Thermogravimetric‐Mass spectrometer (TG‐MS) analysis was performed on synchronous thermal analyzer (model STA 449 F5) and mass spectrometer (model QMS403C).

Powder SHG measurements were conducted using a modified method of Kurtz and Perry.^{[ 51 ]} Irradiation laser (λ = 1064 nm and λ = 2.05 µm) is generated by a Nd:YAG solid‐state laser equipped with a Q switch. The Gd₂F₂(OH₂)(MoO₃)₂(SeO₃)₂ pure crystal samples ground into powder were sieved according to seven different particle size ranges (45−53, 53−75, 75−105, 105−150, 150−210, and 210−300 µm). KH₂PO₄ (KDP) and KTiOPO₄ (KTP) samples in the same size ranges were also prepared, which were used as reference.
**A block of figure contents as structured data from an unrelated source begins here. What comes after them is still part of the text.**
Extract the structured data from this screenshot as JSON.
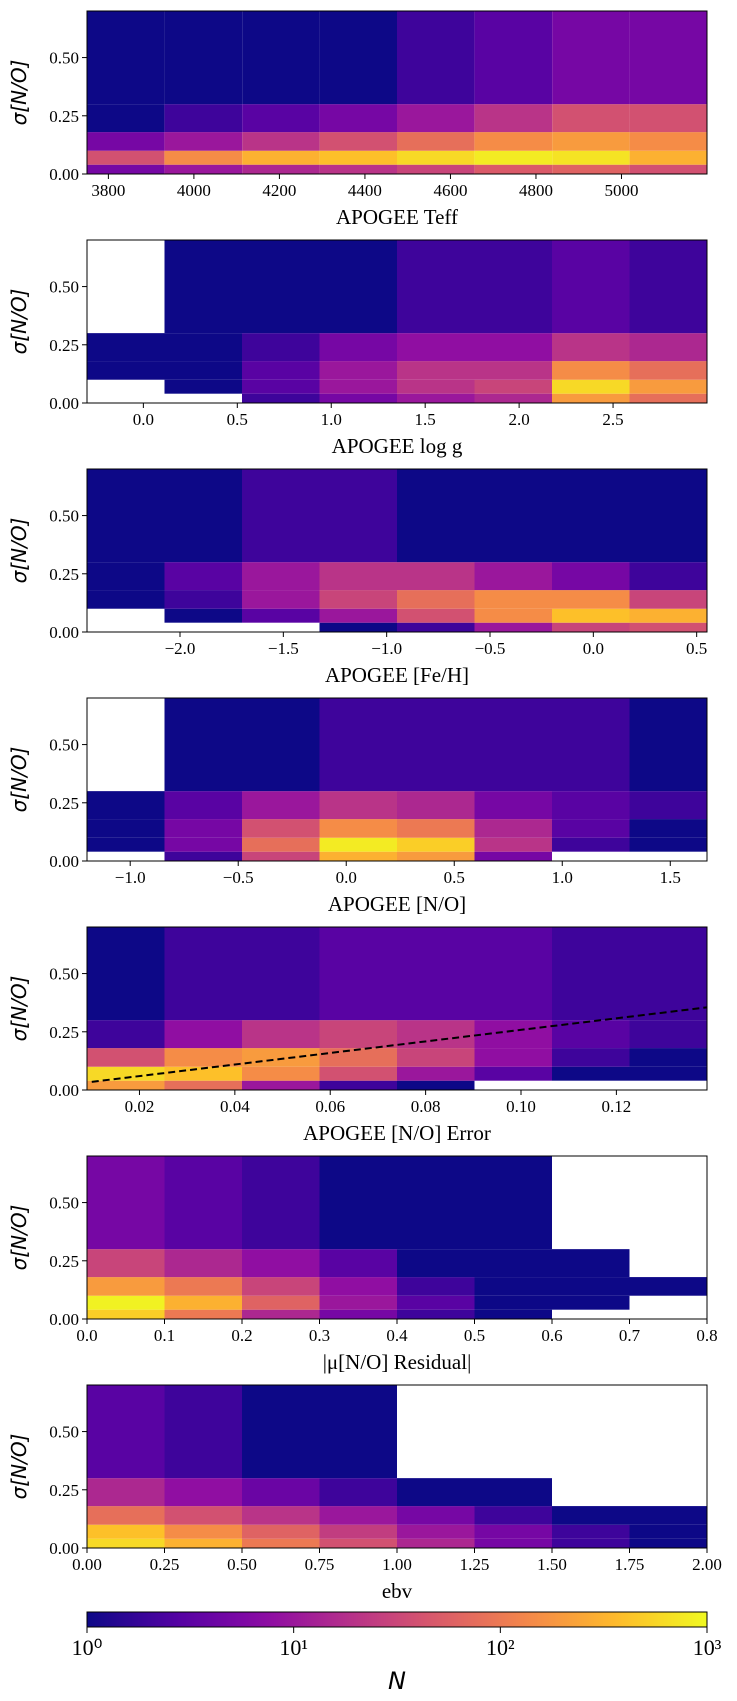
{
  "chart_data": [
    {
      "type": "heatmap",
      "xlabel": "APOGEE Teff",
      "ylabel": "σ[N/O]",
      "colormap": "plasma",
      "log_color": true,
      "clim": [
        1,
        1000
      ],
      "xlim": [
        3750,
        5200
      ],
      "xticks": [
        3800,
        4000,
        4200,
        4400,
        4600,
        4800,
        5000
      ],
      "ylim": [
        0,
        0.7
      ],
      "yticks": [
        {
          "value": 0,
          "label": "0.00"
        },
        {
          "value": 0.25,
          "label": "0.25"
        },
        {
          "value": 0.5,
          "label": "0.50"
        }
      ],
      "x_bins": [
        3750,
        3931,
        4113,
        4294,
        4475,
        4656,
        4838,
        5019,
        5200
      ],
      "y_bins": [
        0,
        0.04,
        0.1,
        0.18,
        0.3,
        0.7
      ],
      "counts": [
        [
          5,
          10,
          15,
          20,
          30,
          50,
          60,
          40
        ],
        [
          40,
          150,
          300,
          400,
          600,
          800,
          700,
          300
        ],
        [
          5,
          10,
          20,
          40,
          80,
          150,
          200,
          150
        ],
        [
          1,
          2,
          3,
          5,
          10,
          20,
          40,
          40
        ],
        [
          1,
          1,
          1,
          1,
          2,
          3,
          5,
          5
        ]
      ]
    },
    {
      "type": "heatmap",
      "xlabel": "APOGEE log g",
      "ylabel": "σ[N/O]",
      "colormap": "plasma",
      "log_color": true,
      "clim": [
        1,
        1000
      ],
      "xlim": [
        -0.3,
        3.0
      ],
      "xticks": [
        {
          "value": 0,
          "label": "0.0"
        },
        0.5,
        {
          "value": 1,
          "label": "1.0"
        },
        1.5,
        {
          "value": 2,
          "label": "2.0"
        },
        2.5
      ],
      "ylim": [
        0,
        0.7
      ],
      "yticks": [
        {
          "value": 0,
          "label": "0.00"
        },
        {
          "value": 0.25,
          "label": "0.25"
        },
        {
          "value": 0.5,
          "label": "0.50"
        }
      ],
      "x_bins": [
        -0.3,
        0.1125,
        0.525,
        0.9375,
        1.35,
        1.7625,
        2.175,
        2.5875,
        3.0
      ],
      "y_bins": [
        0,
        0.04,
        0.1,
        0.18,
        0.3,
        0.7
      ],
      "counts": [
        [
          null,
          null,
          2,
          5,
          10,
          15,
          200,
          80
        ],
        [
          null,
          1,
          3,
          10,
          20,
          30,
          600,
          200
        ],
        [
          1,
          1,
          3,
          10,
          20,
          20,
          150,
          80
        ],
        [
          1,
          1,
          2,
          5,
          8,
          8,
          20,
          15
        ],
        [
          null,
          1,
          1,
          1,
          2,
          2,
          3,
          2
        ]
      ]
    },
    {
      "type": "heatmap",
      "xlabel": "APOGEE [Fe/H]",
      "ylabel": "σ[N/O]",
      "colormap": "plasma",
      "log_color": true,
      "clim": [
        1,
        1000
      ],
      "xlim": [
        -2.45,
        0.55
      ],
      "xticks": [
        {
          "value": -2,
          "label": "−2.0"
        },
        {
          "value": -1.5,
          "label": "−1.5"
        },
        {
          "value": -1,
          "label": "−1.0"
        },
        {
          "value": -0.5,
          "label": "−0.5"
        },
        {
          "value": 0,
          "label": "0.0"
        },
        0.5
      ],
      "ylim": [
        0,
        0.7
      ],
      "yticks": [
        {
          "value": 0,
          "label": "0.00"
        },
        {
          "value": 0.25,
          "label": "0.25"
        },
        {
          "value": 0.5,
          "label": "0.50"
        }
      ],
      "x_bins": [
        -2.45,
        -2.075,
        -1.7,
        -1.325,
        -0.95,
        -0.575,
        -0.2,
        0.175,
        0.55
      ],
      "y_bins": [
        0,
        0.04,
        0.1,
        0.18,
        0.3,
        0.7
      ],
      "counts": [
        [
          null,
          null,
          null,
          1,
          2,
          10,
          30,
          40
        ],
        [
          null,
          1,
          3,
          10,
          40,
          150,
          400,
          300
        ],
        [
          1,
          2,
          10,
          30,
          80,
          150,
          150,
          30
        ],
        [
          1,
          3,
          10,
          20,
          20,
          10,
          5,
          2
        ],
        [
          1,
          1,
          2,
          2,
          1,
          1,
          1,
          1
        ]
      ]
    },
    {
      "type": "heatmap",
      "xlabel": "APOGEE [N/O]",
      "ylabel": "σ[N/O]",
      "colormap": "plasma",
      "log_color": true,
      "clim": [
        1,
        1000
      ],
      "xlim": [
        -1.2,
        1.67
      ],
      "xticks": [
        {
          "value": -1,
          "label": "−1.0"
        },
        {
          "value": -0.5,
          "label": "−0.5"
        },
        {
          "value": 0,
          "label": "0.0"
        },
        0.5,
        {
          "value": 1,
          "label": "1.0"
        },
        1.5
      ],
      "ylim": [
        0,
        0.7
      ],
      "yticks": [
        {
          "value": 0,
          "label": "0.00"
        },
        {
          "value": 0.25,
          "label": "0.25"
        },
        {
          "value": 0.5,
          "label": "0.50"
        }
      ],
      "x_bins": [
        -1.2,
        -0.84125,
        -0.4825,
        -0.12375,
        0.235,
        0.59375,
        0.9525,
        1.31125,
        1.67
      ],
      "y_bins": [
        0,
        0.04,
        0.1,
        0.18,
        0.3,
        0.7
      ],
      "counts": [
        [
          null,
          2,
          30,
          300,
          200,
          5,
          null,
          null
        ],
        [
          1,
          5,
          80,
          800,
          500,
          20,
          2,
          1
        ],
        [
          1,
          5,
          40,
          150,
          100,
          15,
          3,
          1
        ],
        [
          1,
          3,
          10,
          20,
          15,
          5,
          3,
          2
        ],
        [
          null,
          1,
          1,
          2,
          2,
          2,
          2,
          1
        ]
      ]
    },
    {
      "type": "heatmap",
      "xlabel": "APOGEE [N/O] Error",
      "ylabel": "σ[N/O]",
      "colormap": "plasma",
      "log_color": true,
      "clim": [
        1,
        1000
      ],
      "xlim": [
        0.009,
        0.139
      ],
      "xticks": [
        0.02,
        0.04,
        0.06,
        0.08,
        {
          "value": 0.1,
          "label": "0.10"
        },
        0.12
      ],
      "ylim": [
        0,
        0.7
      ],
      "yticks": [
        {
          "value": 0,
          "label": "0.00"
        },
        {
          "value": 0.25,
          "label": "0.25"
        },
        {
          "value": 0.5,
          "label": "0.50"
        }
      ],
      "x_bins": [
        0.009,
        0.02525,
        0.0415,
        0.05775,
        0.074,
        0.09025,
        0.1065,
        0.12275,
        0.139
      ],
      "y_bins": [
        0,
        0.04,
        0.1,
        0.18,
        0.3,
        0.7
      ],
      "counts": [
        [
          200,
          80,
          10,
          2,
          1,
          null,
          null,
          null
        ],
        [
          600,
          400,
          150,
          40,
          10,
          3,
          1,
          1
        ],
        [
          40,
          150,
          200,
          80,
          30,
          8,
          2,
          1
        ],
        [
          2,
          8,
          20,
          30,
          20,
          8,
          3,
          2
        ],
        [
          1,
          2,
          2,
          3,
          3,
          3,
          2,
          2
        ]
      ],
      "fit_line": {
        "x": [
          0.01,
          0.139
        ],
        "y": [
          0.035,
          0.355
        ],
        "color": "#000000",
        "dashed": true
      }
    },
    {
      "type": "heatmap",
      "xlabel": "|μ[N/O] Residual|",
      "ylabel": "σ[N/O]",
      "colormap": "plasma",
      "log_color": true,
      "clim": [
        1,
        1000
      ],
      "xlim": [
        0,
        0.8
      ],
      "xticks": [
        {
          "value": 0,
          "label": "0.0"
        },
        0.1,
        0.2,
        0.3,
        0.4,
        0.5,
        0.6,
        0.7,
        0.8
      ],
      "ylim": [
        0,
        0.7
      ],
      "yticks": [
        {
          "value": 0,
          "label": "0.00"
        },
        {
          "value": 0.25,
          "label": "0.25"
        },
        {
          "value": 0.5,
          "label": "0.50"
        }
      ],
      "x_bins": [
        0,
        0.1,
        0.2,
        0.3,
        0.4,
        0.5,
        0.6,
        0.7,
        0.8
      ],
      "y_bins": [
        0,
        0.04,
        0.1,
        0.18,
        0.3,
        0.7
      ],
      "counts": [
        [
          500,
          100,
          15,
          5,
          2,
          1,
          null,
          null
        ],
        [
          900,
          300,
          60,
          10,
          3,
          1,
          1,
          null
        ],
        [
          200,
          100,
          30,
          8,
          2,
          1,
          1,
          1
        ],
        [
          30,
          15,
          8,
          3,
          1,
          1,
          1,
          null
        ],
        [
          5,
          3,
          2,
          1,
          1,
          1,
          null,
          null
        ]
      ]
    },
    {
      "type": "heatmap",
      "xlabel": "ebv",
      "ylabel": "σ[N/O]",
      "colormap": "plasma",
      "log_color": true,
      "clim": [
        1,
        1000
      ],
      "xlim": [
        0,
        2
      ],
      "xticks": [
        {
          "value": 0,
          "label": "0.00"
        },
        0.25,
        {
          "value": 0.5,
          "label": "0.50"
        },
        0.75,
        {
          "value": 1,
          "label": "1.00"
        },
        1.25,
        {
          "value": 1.5,
          "label": "1.50"
        },
        1.75,
        {
          "value": 2,
          "label": "2.00"
        }
      ],
      "ylim": [
        0,
        0.7
      ],
      "yticks": [
        {
          "value": 0,
          "label": "0.00"
        },
        {
          "value": 0.25,
          "label": "0.25"
        },
        {
          "value": 0.5,
          "label": "0.50"
        }
      ],
      "x_bins": [
        0,
        0.25,
        0.5,
        0.75,
        1.0,
        1.25,
        1.5,
        1.75,
        2.0
      ],
      "y_bins": [
        0,
        0.04,
        0.1,
        0.18,
        0.3,
        0.7
      ],
      "counts": [
        [
          600,
          300,
          100,
          40,
          15,
          5,
          2,
          1
        ],
        [
          400,
          150,
          60,
          25,
          10,
          5,
          2,
          1
        ],
        [
          80,
          40,
          20,
          10,
          5,
          2,
          1,
          1
        ],
        [
          15,
          8,
          4,
          2,
          1,
          1,
          null,
          null
        ],
        [
          3,
          2,
          1,
          1,
          null,
          null,
          null,
          null
        ]
      ]
    },
    {
      "type": "colorbar",
      "xlabel": "N",
      "colormap": "plasma",
      "log_scale": true,
      "xlim": [
        1,
        1000
      ],
      "xticks": [
        {
          "value": 1,
          "label": "10⁰"
        },
        {
          "value": 10,
          "label": "10¹"
        },
        {
          "value": 100,
          "label": "10²"
        },
        {
          "value": 1000,
          "label": "10³"
        }
      ]
    }
  ]
}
SHG signals oscilloscope traces of Ln₂F₂(OH₂)(MoO₃)₂(SeO₃)₂ (Ln = Sm‐Dy) and KDP/KTP samples in the particle size range (150−210 µm) were recorded.

Photoluminescent properties including the emission and excitation spectra in solid state were measured on a FLS920 Edinburgh fluorescence spectrometer.

[Further details of the crystal structure investigation(s) may be obtained from the Fachinformationszentrum Karlsruhe, 76344 Eggenstein‐Leopoldshafen (Germany), on quoting the CCDC depository numbers 2213643−2213647].

Conflict of Interest

The authors declare no conflict of interest.

Supporting information

Supporting Information

Ma Y.‐X., Li P.‐F., Hu C.‐L., Mao J.‐G., Kong F., Ln₂F₂(OH₂)(MoO₃)₂(SeO₃)₂: Promising Multifunctional Nonlinear Optical Materials Created by Partial Fluorination Strategy under Corrosion Resistant Supercritical Reactions. Adv. Sci. 2023, 10, 2304463. 10.1002/advs.202304463

Data Availability Statement

The data that support the findings of this study are available from the corresponding author upon reasonable request.